Die Auskünfte der Mobilfunk-Netzbetreiber für die drei Beschlüsse führte das LKA Sachsen in eine Excel-Tabelle “Ereignisse 19.02.2011_EG Terrasse.xlsx” mit insgesamt 896.072 Verkehrsdatensätzen 40.732 Bestandsdaten zusammen.

Das LKA führte diese Daten mit weiteren, aufgrund anderer Beschlüsse erhobenen Daten zusammen, um verdachtsbezogene Analysen in diesem Verfahren durchzuführen. Mit Stand per 09.11.2011 erfaßte das LKA Sachsen insgesamt 1.145.055 Verkehrsdatensätze sowie 58.911 Bestandsdaten und speicherte sie zu diesem Zweck in einer Datei.

Diese Tabelle hat das LKA Sachsen mit dem “elektronischen Fallanalyse-System” (eFAS) bearbeitet. Das Staatsministerium des Innern beschreibt eFAS so:

Das ermittlungsunterstützende Fallanalysesystem ‚eFAS‘ basiert auf der kommerziellen Software rsCASE® der Firma rola Security Solutions GmbH und einem bundesweit abgestimmten Kerndatenmodell. In Ergänzung des integrierten Vorgangsbearbeitungssystems (IVO) der sächsischen Polizei dient es der effektiven Bewältigung besonders hoher Informationsaufkommen und der Gewährleistung des dienststellenübergreifenden und bundesweiten Informationsaustausches zur Bearbeitung und Auswertung von Ermittlungsfällen mit hohem oder sehr komplexem Datenaufkommen, insbesondere bei der Arbeit von Sonderkommissionen. Es stellt Funktionalitäten bereit, welche in IVO nicht verfügbar sind. Die Daten können importiert und mittels verschiedener Funktionalitäten bearbeitet und verwaltet werden.

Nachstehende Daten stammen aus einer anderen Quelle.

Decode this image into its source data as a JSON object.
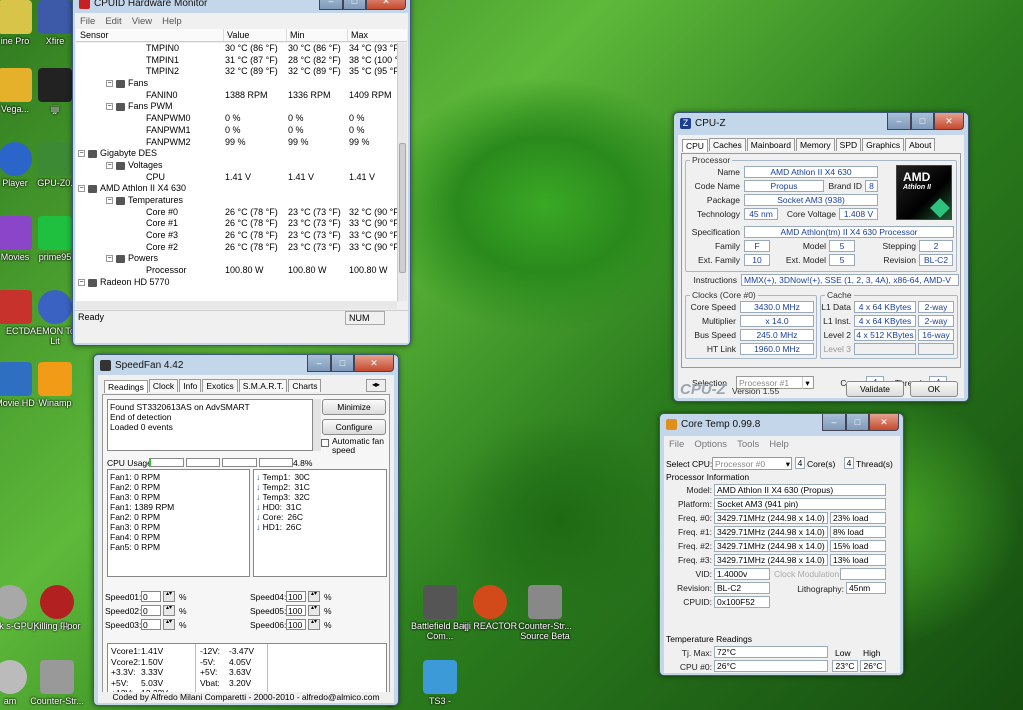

Gekostet hat es drei Millionen Euro plus nochmal 600.000 Euro für “Schnittstellen und Module”.

Data Mining für Polizisten

Mit eFAS wurden die Telefonnnummern nach bestimmten Kriterien gerastert. Zunächst hat man 1.210 Telefone herausgefiltert, die in Beziehung zu “bei Ermittlungshandlungen sichergestellten oder beschlagnahmten Mobiltelefonen, Speichermedien‚ oder schriftlichen Unterlagen” oder “zu einer Funkzellenerhebung hinsichtlich der insgesamt 17 Tatorte” stehen. Aus diesen tauchten noch 844 an mindestens vier von “17 Ereignis- bzw. Tatorten” auf.

In einem weiteren Schritt wurden dann 120 Anschlüsse mit den meisten Verbindungen erhoben und hierzu die Bestandsdaten festgestellt. Hierbei wurde im nächsten Schritt geprüft, inwieweit die dem TK-Unternehmen mitgeteilten Anschlussinhaber existierende oder erfundene Personen seien. Bei 43 TK- Kennungen wurden bei Erwerb der Anschlüsse fiktive Anschlussinhaber festgestellt.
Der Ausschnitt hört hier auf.